Canopy Growth Corporation, one of the largest cannabis companies both in Canada and around the world, announced efforts to cut operations costs, including a “reduced headcount” and reduction of the number of “dedicated team members”.

Framing them as “Strategic adjustments” in a company press release, Canopy says the changes are “expected to generate savings of $100 – $150 million within 12 – 18 months.”

“As a result of these challenging but necessary changes to the organizational structure, dedicated team members will be impacted as the Company operates with a reduced headcount moving forward.
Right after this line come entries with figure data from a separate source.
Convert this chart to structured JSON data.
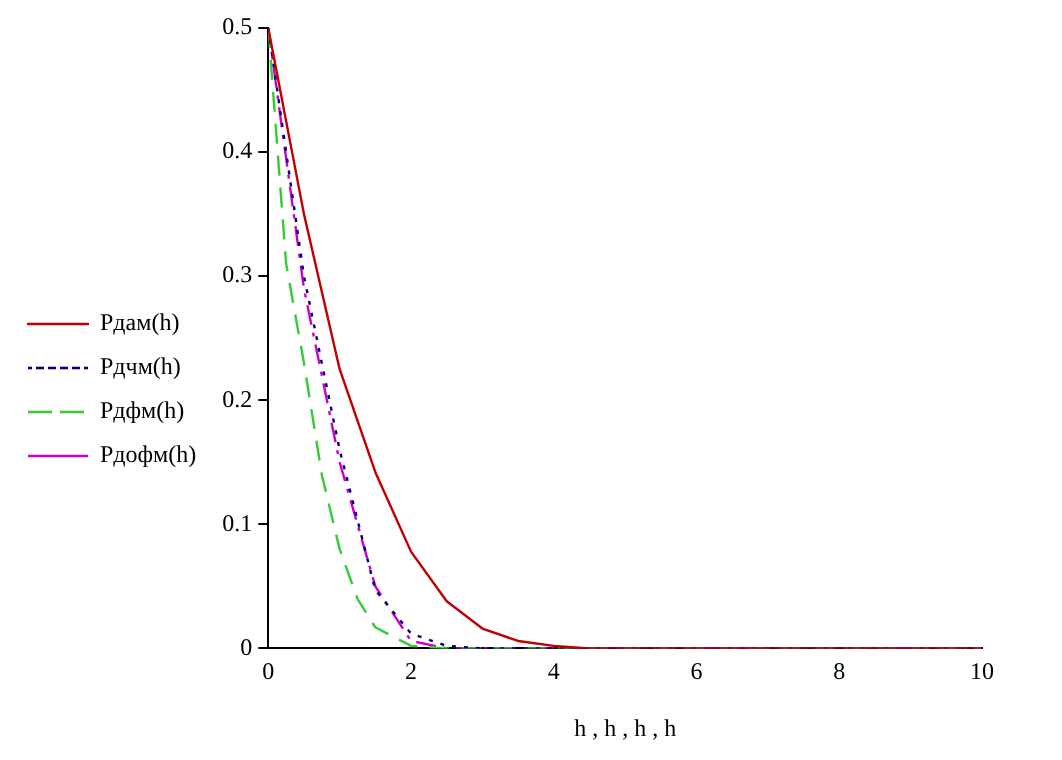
{
  "chart_data": {
    "type": "line",
    "xlabel": "h , h , h , h",
    "xlim": [
      0,
      10
    ],
    "xticks": [
      0,
      2,
      4,
      6,
      8,
      10
    ],
    "ylim": [
      0,
      0.5
    ],
    "yticks": [
      0,
      0.1,
      0.2,
      0.3,
      0.4,
      0.5
    ],
    "grid": false,
    "legend": "left",
    "marker": "none",
    "series": [
      {
        "name": "Pдам(h)",
        "color": "#c00000",
        "line_style": "solid",
        "x": [
          0,
          0.5,
          1,
          1.5,
          2,
          2.5,
          3,
          3.5,
          4,
          4.5,
          10
        ],
        "values": [
          0.5,
          0.35,
          0.225,
          0.142,
          0.078,
          0.038,
          0.016,
          0.006,
          0.002,
          0,
          0
        ]
      },
      {
        "name": "Pдчм(h)",
        "color": "#000080",
        "line_style": "dotted",
        "x": [
          0,
          0.5,
          1,
          1.5,
          2,
          2.5,
          3,
          10
        ],
        "values": [
          0.5,
          0.3,
          0.16,
          0.047,
          0.012,
          0.002,
          0,
          0
        ]
      },
      {
        "name": "Pдфм(h)",
        "color": "#33cc33",
        "line_style": "dashed",
        "x": [
          0,
          0.25,
          0.5,
          0.75,
          1,
          1.25,
          1.5,
          2,
          2.5,
          10
        ],
        "values": [
          0.5,
          0.31,
          0.23,
          0.14,
          0.08,
          0.04,
          0.017,
          0.002,
          0,
          0
        ]
      },
      {
        "name": "Pдофм(h)",
        "color": "#cc00cc",
        "line_style": "dashdot",
        "x": [
          0,
          0.5,
          1,
          1.5,
          2,
          2.5,
          10
        ],
        "values": [
          0.5,
          0.29,
          0.15,
          0.05,
          0.006,
          0,
          0
        ]
      }
    ]
  }
}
The Canopy Management team wishes to acknowledge the efforts of these individuals during their tenure and thank them for their contributions to the Company,” notes a company press release.

“To realize profitability and power growth, we are taking critical actions to further evolve Canopy Growth into an agile organization with a clear focus on the areas where we have the greatest potential of success,” said David  Klein, Canopy Growth Chief Executive Officer. “These necessary changes are being implemented to ensure the size and scale of our operations reflect current market realities and will support the long-term sustainability of our company.” 

The company laid off several hundred in late 2020 and another 75 staff members in early 2021 following facility closures and other belt-tightening measures and “restructuring” efforts. Canopy was also dropped from the S&P/TSX 60 Index this past March and reported quarterly losses in February.

The company was left with a net loss of $115.5 million in its latest quarter compared with a net loss of $829.3 million a year earlier. Its net revenue also fell 8%.